Mentoring: Uma odisseia na primeira pessoa

Vinte anos passaram desde que tive a minha primeira experiência de Mentoring. E apesar de, na altura, não ter a noção deste conceito, o tempo encarregou-se de me presentear com várias outras experiências. Todas elas baseadas na confiança, na partilha e numa aprendizagem mútua.

Tudo começou em janeiro de 2000, quando integrei um novo projeto profissional, como consultora júnior de marketing. Tive a oportunidade de ter um colega da área, mais experiente e mais velho que me acolheu informalmente como sua mentee (sem nunca utilizar esta designação), estando sempre disponível para ajudar e esclarecer as questões de uma jovem marketeer. Uma relação que resistiu ao tempo e às mudanças profissionais de ambos e que continua a existir.

Influenciada positivamente por esta situação e com o desenvolvimento “profissional” do tema, senti-me motivada para retribuir esta generosidade, noutro contexto, cerca de dez anos mais tarde e como mentora. Integrei o Programa de Mentoring promovido pelos alumni da minha Universidade. Foi uma feliz descoberta e uma responsabilidade imensa, ter uma mentee. Alguns mentees depois, o Programa vai na sua 10.ª Edição e o meu entusiasmo continua como no primeiro dia. Ter a possibilidade de interagir com jovens que estão a terminar o seu curso ou em início de carreira e de contribuir para ampliar o seu conhecimento é uma missão possível e necessária!

Paralelamente, nos últimos anos tive a oportunidade de me associar a várias iniciativas de Mentoring, enquanto mentora, em regime de voluntariado, junto de organizações (sem fins lucrativos) que visam promover o desenvolvimento pessoal e profissional dos participantes destes programas, em temas específicos. Alguns focados nos jovens, outros na liderança no feminino e outros na área de empreendedorismo. Investi o meu tempo e obtive um retorno muito positivo do ponto de vista relacional – acredito que o Mentoring alavanca a nossa “inteligência social”! Parte de nós mas não é sobre nós: é sobre a capacidade de dar, de entregar e de partilhar, sem a expetativa em receber algo em troca. Mas recebemos tanto…

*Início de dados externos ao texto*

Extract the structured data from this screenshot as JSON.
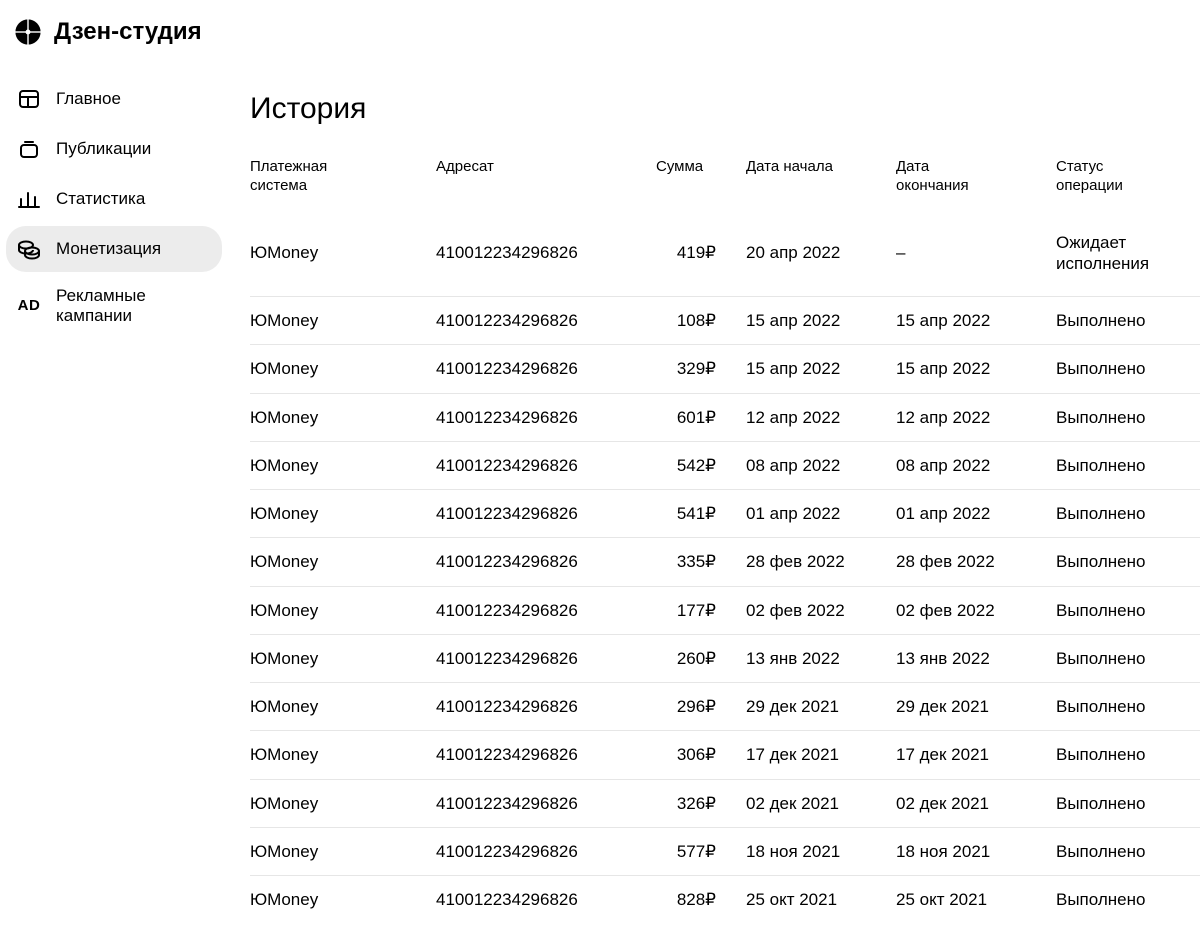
{
  "brand": "Дзен-студия",
  "sidebar": {
    "items": [
      {
        "label": "Главное"
      },
      {
        "label": "Публикации"
      },
      {
        "label": "Статистика"
      },
      {
        "label": "Монетизация"
      },
      {
        "label_line1": "Рекламные",
        "label_line2": "кампании"
      }
    ]
  },
  "page": {
    "title": "История"
  },
  "table": {
    "headers": {
      "system_l1": "Платежная",
      "system_l2": "система",
      "addressee": "Адресат",
      "amount": "Сумма",
      "start": "Дата начала",
      "end_l1": "Дата",
      "end_l2": "окончания",
      "status_l1": "Статус",
      "status_l2": "операции"
    },
    "rows": [
      {
        "system": "ЮMoney",
        "addr": "410012234296826",
        "sum": "419₽",
        "start": "20 апр 2022",
        "end": "–",
        "status_l1": "Ожидает",
        "status_l2": "исполнения"
      },
      {
        "system": "ЮMoney",
        "addr": "410012234296826",
        "sum": "108₽",
        "start": "15 апр 2022",
        "end": "15 апр 2022",
        "status": "Выполнено"
      },
      {
        "system": "ЮMoney",
        "addr": "410012234296826",
        "sum": "329₽",
        "start": "15 апр 2022",
        "end": "15 апр 2022",
        "status": "Выполнено"
      },
      {
        "system": "ЮMoney",
        "addr": "410012234296826",
        "sum": "601₽",
        "start": "12 апр 2022",
        "end": "12 апр 2022",
        "status": "Выполнено"
      },
      {
        "system": "ЮMoney",
        "addr": "410012234296826",
        "sum": "542₽",
        "start": "08 апр 2022",
        "end": "08 апр 2022",
        "status": "Выполнено"
      },
      {
        "system": "ЮMoney",
        "addr": "410012234296826",
        "sum": "541₽",
        "start": "01 апр 2022",
        "end": "01 апр 2022",
        "status": "Выполнено"
      },
      {
        "system": "ЮMoney",
        "addr": "410012234296826",
        "sum": "335₽",
        "start": "28 фев 2022",
        "end": "28 фев 2022",
        "status": "Выполнено"
      },
      {
        "system": "ЮMoney",
        "addr": "410012234296826",
        "sum": "177₽",
        "start": "02 фев 2022",
        "end": "02 фев 2022",
        "status": "Выполнено"
      },
      {
        "system": "ЮMoney",
        "addr": "410012234296826",
        "sum": "260₽",
        "start": "13 янв 2022",
        "end": "13 янв 2022",
        "status": "Выполнено"
      },
      {
        "system": "ЮMoney",
        "addr": "410012234296826",
        "sum": "296₽",
        "start": "29 дек 2021",
        "end": "29 дек 2021",
        "status": "Выполнено"
      },
      {
        "system": "ЮMoney",
        "addr": "410012234296826",
        "sum": "306₽",
        "start": "17 дек 2021",
        "end": "17 дек 2021",
        "status": "Выполнено"
      },
      {
        "system": "ЮMoney",
        "addr": "410012234296826",
        "sum": "326₽",
        "start": "02 дек 2021",
        "end": "02 дек 2021",
        "status": "Выполнено"
      },
      {
        "system": "ЮMoney",
        "addr": "410012234296826",
        "sum": "577₽",
        "start": "18 ноя 2021",
        "end": "18 ноя 2021",
        "status": "Выполнено"
      },
      {
        "system": "ЮMoney",
        "addr": "410012234296826",
        "sum": "828₽",
        "start": "25 окт 2021",
        "end": "25 окт 2021",
        "status": "Выполнено"
      }
    ]
  },
  "colors": {
    "row_border": "#e6e6e6",
    "sidebar_active_bg": "#ececec",
    "text": "#000000",
    "background": "#ffffff"
  }
}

Muda-se o contexto mas mantém-se o propósito: através de um relacionamento, uma ligação pessoal, criar-se uma fonte “acelerada” de conhecimento e de partilha. Uma conexão da qual ambas as partes beneficiam, num efeito sinérgico.

Seja num contexto empresarial (entre colaboradores de diferentes gerações ou com níveis de experiência diferentes), académico (antigos alunos e jovens recém-licenciados) ou associativo (em diferentes áreas profissionais), o princípio a aplicar é o mesmo: dar e receber. A aplicação prática do princípio da reciprocidade.

Vinte anos passaram e estou de “volta às origens”. Iniciei uma nova jornada de Mentoring, enquanto mentee. Num programa internacional e 100% digital. Uma nova aventura para partilhar na primeira pessoa…

E por falar em aventuras, o que diria Homero se sonhasse que o seu personagem Mentor, da Odisseia, se tinha popularizado tanto no século XXI, no seio da Gestão de Pessoas?